Quelques mesures concrètes suffisent pour démarrer et créer une dynamique réelle :

  • Taux de participation aux ateliers et formations RSE : un indicateur brut, mais révélateur de l’attractivité de la démarche en interne.
  • Nombre d’initiatives remontées par les salariés : mesure directe de l’appropriation collective.
  • Évolution des sondages internes : comparer d’une année sur l’autre la perception des collaborateurs sur leur implication réelle.
  • Heures de mécénat de compétences réalisées : un chiffre tangible qui rend la démarche visible auprès des équipes et des parties prenantes externes.

Ce qui construit la confiance sur la durée, c’est de partager ces résultats honnêtement, y compris quand ils sont décevants. Une démarche RSE qui n’affiche que ses succès finit par ne plus être crue de personne.

Ce que la RSE participative change vraiment pour l’entreprise

Impliquer ses salariés dans la RSE n’est pas seulement une question de valeurs. C’est aussi une question de performance. France Stratégie estime que les entreprises engagées dans une démarche RSE participative enregistrent en moyenne 13 % de productivité supplémentaire. Sur le marché du travail, les engagements sociaux et environnementaux pèsent de plus en plus dans les décisions des candidats. Négliger cet aspect, c’est se priver d’un levier d’attractivité et de fidélisation des talents.

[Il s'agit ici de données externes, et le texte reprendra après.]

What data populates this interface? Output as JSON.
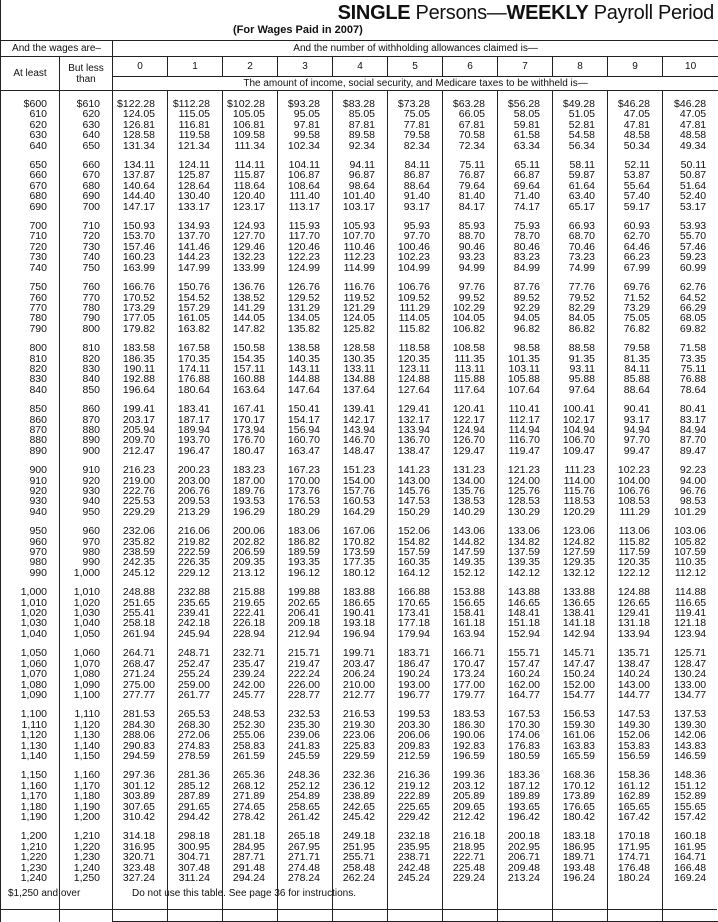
{
  "title": {
    "bold1": "SINGLE",
    "mid": " Persons—",
    "bold2": "WEEKLY",
    "end": " Payroll Period"
  },
  "subtitle": "(For Wages Paid in 2007)",
  "header": {
    "wages_group": "And the wages are–",
    "allowances_group": "And the number of withholding allowances claimed is—",
    "at_least": "At least",
    "but_less_than": "But less than",
    "allowances": [
      "0",
      "1",
      "2",
      "3",
      "4",
      "5",
      "6",
      "7",
      "8",
      "9",
      "10"
    ],
    "amount_note": "The amount of income, social security, and Medicare taxes to be withheld is—"
  },
  "rows": [
    [
      "$600",
      "$610",
      "$122.28",
      "$112.28",
      "$102.28",
      "$93.28",
      "$83.28",
      "$73.28",
      "$63.28",
      "$56.28",
      "$49.28",
      "$46.28",
      "$46.28"
    ],
    [
      "610",
      "620",
      "124.05",
      "115.05",
      "105.05",
      "95.05",
      "85.05",
      "75.05",
      "66.05",
      "58.05",
      "51.05",
      "47.05",
      "47.05"
    ],
    [
      "620",
      "630",
      "126.81",
      "116.81",
      "106.81",
      "97.81",
      "87.81",
      "77.81",
      "67.81",
      "59.81",
      "52.81",
      "47.81",
      "47.81"
    ],
    [
      "630",
      "640",
      "128.58",
      "119.58",
      "109.58",
      "99.58",
      "89.58",
      "79.58",
      "70.58",
      "61.58",
      "54.58",
      "48.58",
      "48.58"
    ],
    [
      "640",
      "650",
      "131.34",
      "121.34",
      "111.34",
      "102.34",
      "92.34",
      "82.34",
      "72.34",
      "63.34",
      "56.34",
      "50.34",
      "49.34"
    ],
    [
      "650",
      "660",
      "134.11",
      "124.11",
      "114.11",
      "104.11",
      "94.11",
      "84.11",
      "75.11",
      "65.11",
      "58.11",
      "52.11",
      "50.11"
    ],
    [
      "660",
      "670",
      "137.87",
      "125.87",
      "115.87",
      "106.87",
      "96.87",
      "86.87",
      "76.87",
      "66.87",
      "59.87",
      "53.87",
      "50.87"
    ],
    [
      "670",
      "680",
      "140.64",
      "128.64",
      "118.64",
      "108.64",
      "98.64",
      "88.64",
      "79.64",
      "69.64",
      "61.64",
      "55.64",
      "51.64"
    ],
    [
      "680",
      "690",
      "144.40",
      "130.40",
      "120.40",
      "111.40",
      "101.40",
      "91.40",
      "81.40",
      "71.40",
      "63.40",
      "57.40",
      "52.40"
    ],
    [
      "690",
      "700",
      "147.17",
      "133.17",
      "123.17",
      "113.17",
      "103.17",
      "93.17",
      "84.17",
      "74.17",
      "65.17",
      "59.17",
      "53.17"
    ],
    [
      "700",
      "710",
      "150.93",
      "134.93",
      "124.93",
      "115.93",
      "105.93",
      "95.93",
      "85.93",
      "75.93",
      "66.93",
      "60.93",
      "53.93"
    ],
    [
      "710",
      "720",
      "153.70",
      "137.70",
      "127.70",
      "117.70",
      "107.70",
      "97.70",
      "88.70",
      "78.70",
      "68.70",
      "62.70",
      "55.70"
    ],
    [
      "720",
      "730",
      "157.46",
      "141.46",
      "129.46",
      "120.46",
      "110.46",
      "100.46",
      "90.46",
      "80.46",
      "70.46",
      "64.46",
      "57.46"
    ],
    [
      "730",
      "740",
      "160.23",
      "144.23",
      "132.23",
      "122.23",
      "112.23",
      "102.23",
      "93.23",
      "83.23",
      "73.23",
      "66.23",
      "59.23"
    ],
    [
      "740",
      "750",
      "163.99",
      "147.99",
      "133.99",
      "124.99",
      "114.99",
      "104.99",
      "94.99",
      "84.99",
      "74.99",
      "67.99",
      "60.99"
    ],
    [
      "750",
      "760",
      "166.76",
      "150.76",
      "136.76",
      "126.76",
      "116.76",
      "106.76",
      "97.76",
      "87.76",
      "77.76",
      "69.76",
      "62.76"
    ],
    [
      "760",
      "770",
      "170.52",
      "154.52",
      "138.52",
      "129.52",
      "119.52",
      "109.52",
      "99.52",
      "89.52",
      "79.52",
      "71.52",
      "64.52"
    ],
    [
      "770",
      "780",
      "173.29",
      "157.29",
      "141.29",
      "131.29",
      "121.29",
      "111.29",
      "102.29",
      "92.29",
      "82.29",
      "73.29",
      "66.29"
    ],
    [
      "780",
      "790",
      "177.05",
      "161.05",
      "144.05",
      "134.05",
      "124.05",
      "114.05",
      "104.05",
      "94.05",
      "84.05",
      "75.05",
      "68.05"
    ],
    [
      "790",
      "800",
      "179.82",
      "163.82",
      "147.82",
      "135.82",
      "125.82",
      "115.82",
      "106.82",
      "96.82",
      "86.82",
      "76.82",
      "69.82"
    ],
    [
      "800",
      "810",
      "183.58",
      "167.58",
      "150.58",
      "138.58",
      "128.58",
      "118.58",
      "108.58",
      "98.58",
      "88.58",
      "79.58",
      "71.58"
    ],
    [
      "810",
      "820",
      "186.35",
      "170.35",
      "154.35",
      "140.35",
      "130.35",
      "120.35",
      "111.35",
      "101.35",
      "91.35",
      "81.35",
      "73.35"
    ],
    [
      "820",
      "830",
      "190.11",
      "174.11",
      "157.11",
      "143.11",
      "133.11",
      "123.11",
      "113.11",
      "103.11",
      "93.11",
      "84.11",
      "75.11"
    ],
    [
      "830",
      "840",
      "192.88",
      "176.88",
      "160.88",
      "144.88",
      "134.88",
      "124.88",
      "115.88",
      "105.88",
      "95.88",
      "85.88",
      "76.88"
    ],
    [
      "840",
      "850",
      "196.64",
      "180.64",
      "163.64",
      "147.64",
      "137.64",
      "127.64",
      "117.64",
      "107.64",
      "97.64",
      "88.64",
      "78.64"
    ],
    [
      "850",
      "860",
      "199.41",
      "183.41",
      "167.41",
      "150.41",
      "139.41",
      "129.41",
      "120.41",
      "110.41",
      "100.41",
      "90.41",
      "80.41"
    ],
    [
      "860",
      "870",
      "203.17",
      "187.17",
      "170.17",
      "154.17",
      "142.17",
      "132.17",
      "122.17",
      "112.17",
      "102.17",
      "93.17",
      "83.17"
    ],
    [
      "870",
      "880",
      "205.94",
      "189.94",
      "173.94",
      "156.94",
      "143.94",
      "133.94",
      "124.94",
      "114.94",
      "104.94",
      "94.94",
      "84.94"
    ],
    [
      "880",
      "890",
      "209.70",
      "193.70",
      "176.70",
      "160.70",
      "146.70",
      "136.70",
      "126.70",
      "116.70",
      "106.70",
      "97.70",
      "87.70"
    ],
    [
      "890",
      "900",
      "212.47",
      "196.47",
      "180.47",
      "163.47",
      "148.47",
      "138.47",
      "129.47",
      "119.47",
      "109.47",
      "99.47",
      "89.47"
    ],
    [
      "900",
      "910",
      "216.23",
      "200.23",
      "183.23",
      "167.23",
      "151.23",
      "141.23",
      "131.23",
      "121.23",
      "111.23",
      "102.23",
      "92.23"
    ],
    [
      "910",
      "920",
      "219.00",
      "203.00",
      "187.00",
      "170.00",
      "154.00",
      "143.00",
      "134.00",
      "124.00",
      "114.00",
      "104.00",
      "94.00"
    ],
    [
      "920",
      "930",
      "222.76",
      "206.76",
      "189.76",
      "173.76",
      "157.76",
      "145.76",
      "135.76",
      "125.76",
      "115.76",
      "106.76",
      "96.76"
    ],
    [
      "930",
      "940",
      "225.53",
      "209.53",
      "193.53",
      "176.53",
      "160.53",
      "147.53",
      "138.53",
      "128.53",
      "118.53",
      "108.53",
      "98.53"
    ],
    [
      "940",
      "950",
      "229.29",
      "213.29",
      "196.29",
      "180.29",
      "164.29",
      "150.29",
      "140.29",
      "130.29",
      "120.29",
      "111.29",
      "101.29"
    ],
    [
      "950",
      "960",
      "232.06",
      "216.06",
      "200.06",
      "183.06",
      "167.06",
      "152.06",
      "143.06",
      "133.06",
      "123.06",
      "113.06",
      "103.06"
    ],
    [
      "960",
      "970",
      "235.82",
      "219.82",
      "202.82",
      "186.82",
      "170.82",
      "154.82",
      "144.82",
      "134.82",
      "124.82",
      "115.82",
      "105.82"
    ],
    [
      "970",
      "980",
      "238.59",
      "222.59",
      "206.59",
      "189.59",
      "173.59",
      "157.59",
      "147.59",
      "137.59",
      "127.59",
      "117.59",
      "107.59"
    ],
    [
      "980",
      "990",
      "242.35",
      "226.35",
      "209.35",
      "193.35",
      "177.35",
      "160.35",
      "149.35",
      "139.35",
      "129.35",
      "120.35",
      "110.35"
    ],
    [
      "990",
      "1,000",
      "245.12",
      "229.12",
      "213.12",
      "196.12",
      "180.12",
      "164.12",
      "152.12",
      "142.12",
      "132.12",
      "122.12",
      "112.12"
    ],
    [
      "1,000",
      "1,010",
      "248.88",
      "232.88",
      "215.88",
      "199.88",
      "183.88",
      "166.88",
      "153.88",
      "143.88",
      "133.88",
      "124.88",
      "114.88"
    ],
    [
      "1,010",
      "1,020",
      "251.65",
      "235.65",
      "219.65",
      "202.65",
      "186.65",
      "170.65",
      "156.65",
      "146.65",
      "136.65",
      "126.65",
      "116.65"
    ],
    [
      "1,020",
      "1,030",
      "255.41",
      "239.41",
      "222.41",
      "206.41",
      "190.41",
      "173.41",
      "158.41",
      "148.41",
      "138.41",
      "129.41",
      "119.41"
    ],
    [
      "1,030",
      "1,040",
      "258.18",
      "242.18",
      "226.18",
      "209.18",
      "193.18",
      "177.18",
      "161.18",
      "151.18",
      "141.18",
      "131.18",
      "121.18"
    ],
    [
      "1,040",
      "1,050",
      "261.94",
      "245.94",
      "228.94",
      "212.94",
      "196.94",
      "179.94",
      "163.94",
      "152.94",
      "142.94",
      "133.94",
      "123.94"
    ],
    [
      "1,050",
      "1,060",
      "264.71",
      "248.71",
      "232.71",
      "215.71",
      "199.71",
      "183.71",
      "166.71",
      "155.71",
      "145.71",
      "135.71",
      "125.71"
    ],
    [
      "1,060",
      "1,070",
      "268.47",
      "252.47",
      "235.47",
      "219.47",
      "203.47",
      "186.47",
      "170.47",
      "157.47",
      "147.47",
      "138.47",
      "128.47"
    ],
    [
      "1,070",
      "1,080",
      "271.24",
      "255.24",
      "239.24",
      "222.24",
      "206.24",
      "190.24",
      "173.24",
      "160.24",
      "150.24",
      "140.24",
      "130.24"
    ],
    [
      "1,080",
      "1,090",
      "275.00",
      "259.00",
      "242.00",
      "226.00",
      "210.00",
      "193.00",
      "177.00",
      "162.00",
      "152.00",
      "143.00",
      "133.00"
    ],
    [
      "1,090",
      "1,100",
      "277.77",
      "261.77",
      "245.77",
      "228.77",
      "212.77",
      "196.77",
      "179.77",
      "164.77",
      "154.77",
      "144.77",
      "134.77"
    ],
    [
      "1,100",
      "1,110",
      "281.53",
      "265.53",
      "248.53",
      "232.53",
      "216.53",
      "199.53",
      "183.53",
      "167.53",
      "156.53",
      "147.53",
      "137.53"
    ],
    [
      "1,110",
      "1,120",
      "284.30",
      "268.30",
      "252.30",
      "235.30",
      "219.30",
      "203.30",
      "186.30",
      "170.30",
      "159.30",
      "149.30",
      "139.30"
    ],
    [
      "1,120",
      "1,130",
      "288.06",
      "272.06",
      "255.06",
      "239.06",
      "223.06",
      "206.06",
      "190.06",
      "174.06",
      "161.06",
      "152.06",
      "142.06"
    ],
    [
      "1,130",
      "1,140",
      "290.83",
      "274.83",
      "258.83",
      "241.83",
      "225.83",
      "209.83",
      "192.83",
      "176.83",
      "163.83",
      "153.83",
      "143.83"
    ],
    [
      "1,140",
      "1,150",
      "294.59",
      "278.59",
      "261.59",
      "245.59",
      "229.59",
      "212.59",
      "196.59",
      "180.59",
      "165.59",
      "156.59",
      "146.59"
    ],
    [
      "1,150",
      "1,160",
      "297.36",
      "281.36",
      "265.36",
      "248.36",
      "232.36",
      "216.36",
      "199.36",
      "183.36",
      "168.36",
      "158.36",
      "148.36"
    ],
    [
      "1,160",
      "1,170",
      "301.12",
      "285.12",
      "268.12",
      "252.12",
      "236.12",
      "219.12",
      "203.12",
      "187.12",
      "170.12",
      "161.12",
      "151.12"
    ],
    [
      "1,170",
      "1,180",
      "303.89",
      "287.89",
      "271.89",
      "254.89",
      "238.89",
      "222.89",
      "205.89",
      "189.89",
      "173.89",
      "162.89",
      "152.89"
    ],
    [
      "1,180",
      "1,190",
      "307.65",
      "291.65",
      "274.65",
      "258.65",
      "242.65",
      "225.65",
      "209.65",
      "193.65",
      "176.65",
      "165.65",
      "155.65"
    ],
    [
      "1,190",
      "1,200",
      "310.42",
      "294.42",
      "278.42",
      "261.42",
      "245.42",
      "229.42",
      "212.42",
      "196.42",
      "180.42",
      "167.42",
      "157.42"
    ],
    [
      "1,200",
      "1,210",
      "314.18",
      "298.18",
      "281.18",
      "265.18",
      "249.18",
      "232.18",
      "216.18",
      "200.18",
      "183.18",
      "170.18",
      "160.18"
    ],
    [
      "1,210",
      "1,220",
      "316.95",
      "300.95",
      "284.95",
      "267.95",
      "251.95",
      "235.95",
      "218.95",
      "202.95",
      "186.95",
      "171.95",
      "161.95"
    ],
    [
      "1,220",
      "1,230",
      "320.71",
      "304.71",
      "287.71",
      "271.71",
      "255.71",
      "238.71",
      "222.71",
      "206.71",
      "189.71",
      "174.71",
      "164.71"
    ],
    [
      "1,230",
      "1,240",
      "323.48",
      "307.48",
      "291.48",
      "274.48",
      "258.48",
      "242.48",
      "225.48",
      "209.48",
      "193.48",
      "176.48",
      "166.48"
    ],
    [
      "1,240",
      "1,250",
      "327.24",
      "311.24",
      "294.24",
      "278.24",
      "262.24",
      "245.24",
      "229.24",
      "213.24",
      "196.24",
      "180.24",
      "169.24"
    ]
  ],
  "footer": {
    "range": "$1,250 and over",
    "note": "Do not use this table. See page 36 for instructions."
  }
}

Sur le plan réglementaire, la directive CSRD révisée fin 2025 ne concerne désormais que les entreprises dépassant 1 000 salariés et 450 millions d’euros de chiffre d’affaires. Beaucoup de PME se croient donc hors du radar. C’est une erreur de calcul : les entreprises qui structurent leur implication interne dès maintenant construisent une avance compétitive, une culture d’entreprise plus solide et une résilience face aux crises que les autres paieront cher d’avoir ignorée.

Une RSE sans ses salariés n’est qu’un rapport annuel. Avec eux, c’est une transformation qui dure.